Smaller farms keep cows in more open spaces, which is better for both cows and the environment. Unfortunately, right now, even though the small dairies far outnumber the large mega productions, the large dairies produce most of the milk, which is making it harder and harder for smaller practices to stay in business.

The enormous dairies that are being so heavily criticized are only one side of dairy farming. Small farms need support because they offer a way to reduce the flaws of dairy farming and maintain the importance of this crucial sector.

How Can We Improve Dairy Farming?

Of course, recognizing the importance of dairy farming does not mean that we ignore its flaws. On the contrary, there are ways to improve the sustainability and ethical practices of dairy farming.

As we have already said, it is mainly smaller farms that are leading the way in these areas. Small family-operated dairy farms have much smaller emissions and pollution problems than enormous dairies. They are also able to employ better animal care, such as keeping the cows in the pasture and raising them on grass.

Dairy farming in this way can even be good for the environment! Cows help to keep pasture land maintained naturally without the need for heavy equipment to stop overgrowth. They are nature’s lawnmowers. Grass feeding dairy cows also means dairies do not have to tear up land to grow food to feed their cows, which results in even less machinery use.

The Current State of Dairy Farming

Even though dairy farming is essential to the entire world, many people in the industry are suffering.
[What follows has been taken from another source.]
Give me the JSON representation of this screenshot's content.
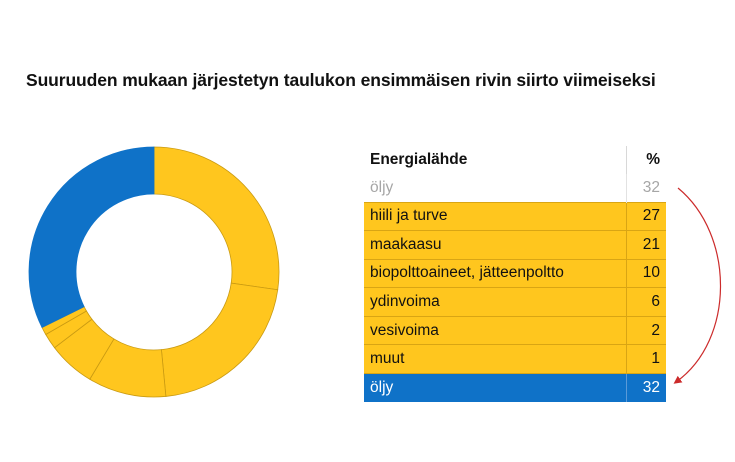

While dairy production and sales are on the rise, many farmers fail to make a net profit. The number of dairy farms in the United States has been in steady decline since 1992 as it becomes harder and harder to turn a profit.

Why is it so hard to make money in dairy farming recently? Supply and demand have been out of sync for a while. Dairy farms are producing more dairy products than the market wants, resulting in low prices that are not allowing farmers to break even.

Unfortunately, it is the smaller dairy farms that use more sustainable practices that are taking the brunt of these issues. Smaller farms, which make up the majority, must either ramp up their production to make up for the low sale prices or go out of business and ramping up production typically means turning to less sustainable methods.

Dairy farming is crucial to many small areas and the world as a whole, yet many are unaware of the problems the industry is facing. Seeking to support dairy farms as they attempt to improve and move forward with better practices is vital because doing without dairy farms is simply not an option.


Dairy farming is a strangely local yet global industry that affects millions of people and which the majority of the world relies on upon in some way. New concerns have pointed out some of the issues with the industry. Still, there is certainly a way forward for this crucial industry.